A Monsieur Jacques C.

Je n’entre pas dans vos souvenirs de la mère. Vous n’en n’êtes pas dupe : l’histoire que vous écrivez se construit sur l’imagerie convenue de n’importe quelle histoire ; de n’importe quoi ; toute mère est bonne à dire pour ne pas raconter la vôtre, avec les dimensions embarrassantes que vous savez. On aboutit alors à un accolement de vignettes.

Je vous trouve abstrait en amour. Du moins, impersonnel. L’histoire que vous rapportez (celle de ce livre uniquement) n’a pas d’atmosphère propre. Je me trouve dans ce livre comme dans un manuel – en marge. Dans le même temps, j’y suis impliquée plus que de raison, à cause des énumérations qui m’exaspèrent mais que je devine être les billes éparpillées d’un gamin en plein tâtonnement, et des constats, terribles de dureté, que vous dressez.

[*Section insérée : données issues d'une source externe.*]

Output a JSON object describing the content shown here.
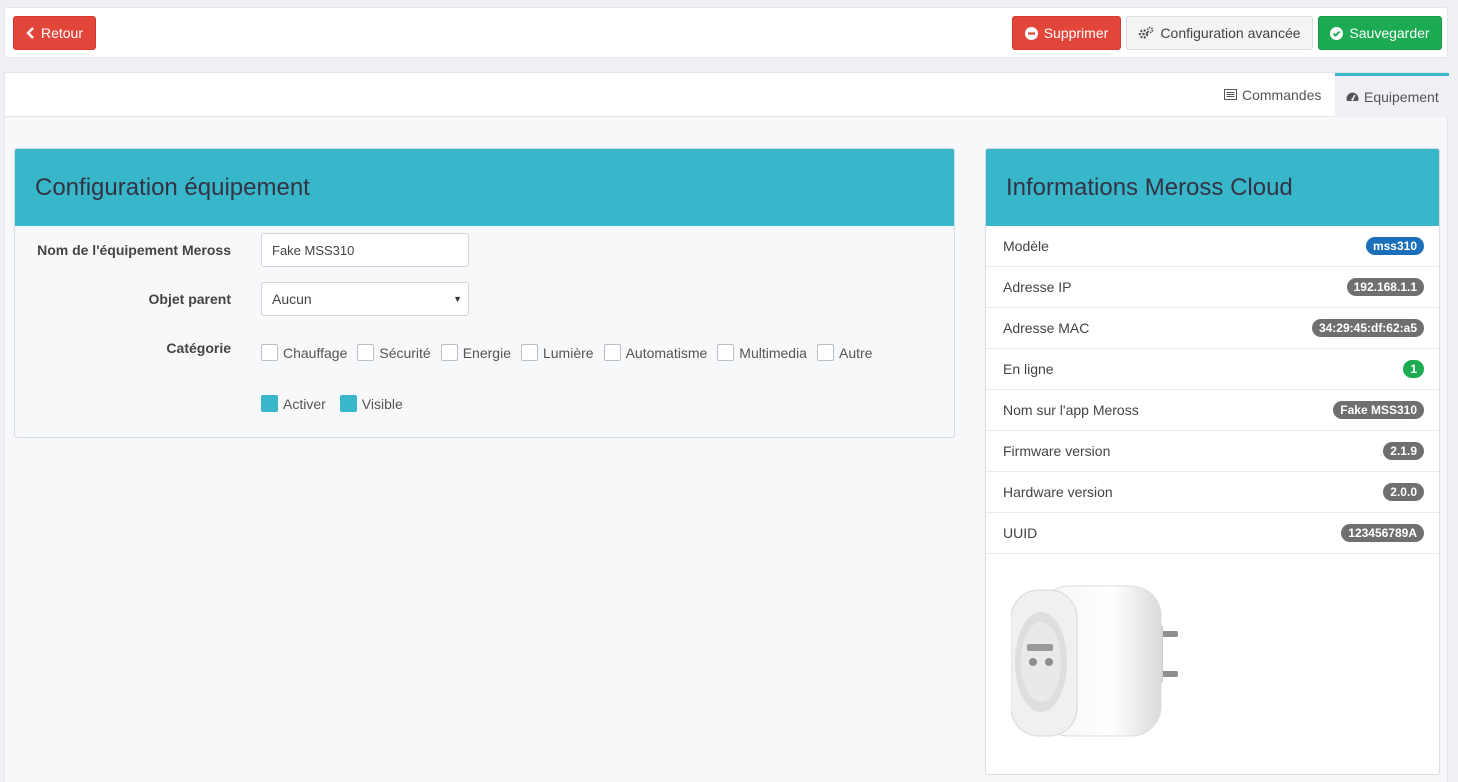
{
  "toolbar": {
    "back_label": "Retour",
    "delete_label": "Supprimer",
    "advanced_label": "Configuration avancée",
    "save_label": "Sauvegarder"
  },
  "tabs": {
    "commands_label": "Commandes",
    "equipment_label": "Equipement"
  },
  "config": {
    "title": "Configuration équipement",
    "name_label": "Nom de l'équipement Meross",
    "name_value": "Fake MSS310",
    "parent_label": "Objet parent",
    "parent_value": "Aucun",
    "category_label": "Catégorie",
    "categories": [
      "Chauffage",
      "Sécurité",
      "Energie",
      "Lumière",
      "Automatisme",
      "Multimedia",
      "Autre"
    ],
    "activate_label": "Activer",
    "visible_label": "Visible"
  },
  "info": {
    "title": "Informations Meross Cloud",
    "rows": [
      {
        "label": "Modèle",
        "value": "mss310"
      },
      {
        "label": "Adresse IP",
        "value": "192.168.1.1"
      },
      {
        "label": "Adresse MAC",
        "value": "34:29:45:df:62:a5"
      },
      {
        "label": "En ligne",
        "value": "1"
      },
      {
        "label": "Nom sur l'app Meross",
        "value": "Fake MSS310"
      },
      {
        "label": "Firmware version",
        "value": "2.1.9"
      },
      {
        "label": "Hardware version",
        "value": "2.0.0"
      },
      {
        "label": "UUID",
        "value": "123456789A"
      }
    ]
  },
  "colors": {
    "accent": "#38b6ca",
    "danger": "#e2463a",
    "success": "#1cab52",
    "badge_blue": "#1b6fb8",
    "badge_grey": "#6f6f6f"
  },
  "icons": {
    "back": "chevron-left-icon",
    "delete": "minus-circle-icon",
    "advanced": "cogs-icon",
    "save": "check-circle-icon",
    "commands": "list-icon",
    "equipment": "tachometer-icon"
  }
}
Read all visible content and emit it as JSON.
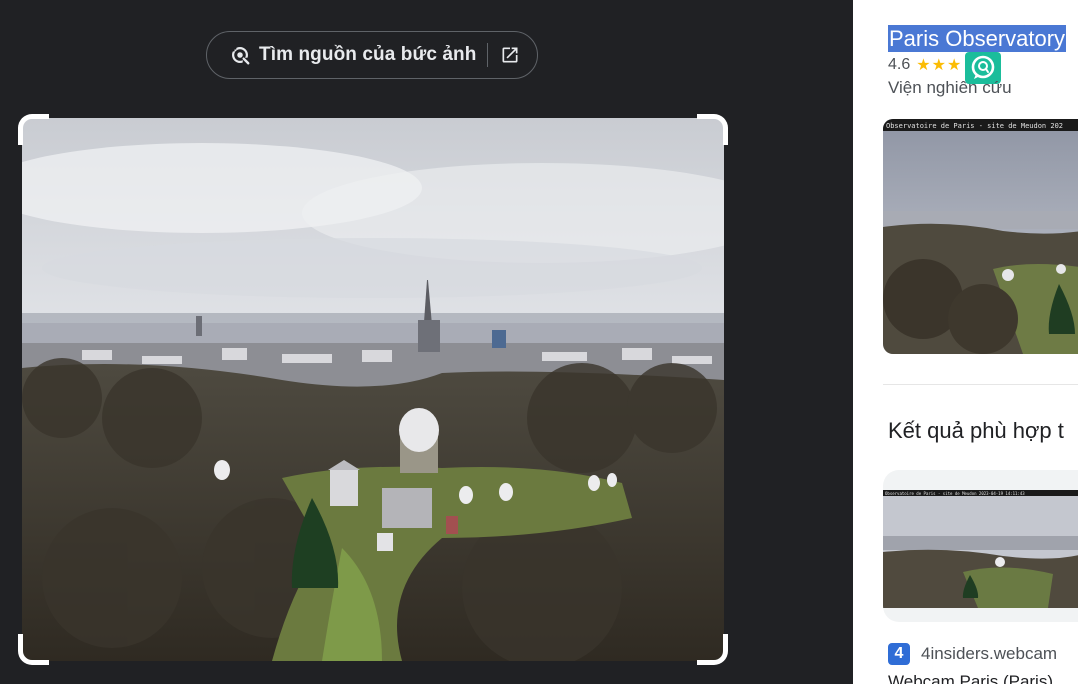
{
  "find_source": {
    "label": "Tìm nguồn của bức ảnh",
    "lens_icon": "lens-search-icon",
    "open_icon": "open-in-new-icon"
  },
  "knowledge_panel": {
    "title": "Paris Observatory",
    "rating": "4.6",
    "stars": "★★★",
    "type": "Viện nghiên cứu",
    "thumb_caption": "Observatoire de Paris - site de Meudon 202"
  },
  "matches": {
    "section_title": "Kết quả phù hợp t",
    "card_caption": "Observatoire de Paris - site de Meudon 2023-04-19 14:11:43",
    "source": "4insiders.webcam",
    "source_favicon": "4",
    "title": "Webcam Paris (Paris)"
  },
  "colors": {
    "dark_bg": "#202124",
    "highlight": "#4a78d4",
    "star": "#fbbc04",
    "extension": "#1bbd9b"
  }
}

Certaines formules sont belles : « dans la prison de l’être, la cave de l’être aux yeux de ciel » – mais ce sont des formules. Elles restent en retrait de la mère. Elles froissent dans le cœur de qui lit des régions étrangères à toute mère, qui appartiennent à l’amour de plus tard, à l’affection prenant en compte la mort avant la mère.

Vous avez été jeté au-dehors de l’amour filial. Une mère – la mère de personne – vit. Vous vous collez à la vitre derrière laquelle elle évolue. Quelquefois, vous tournez le dos. La mère soupire, s’affaisse. Vous la voyez mourir depuis la vitre. Lorsque tout est fini, vous poussez la fenêtre, qui n’était pas fermée, et vous ressentez quelque chose qui vous pousse à écrire ce livre.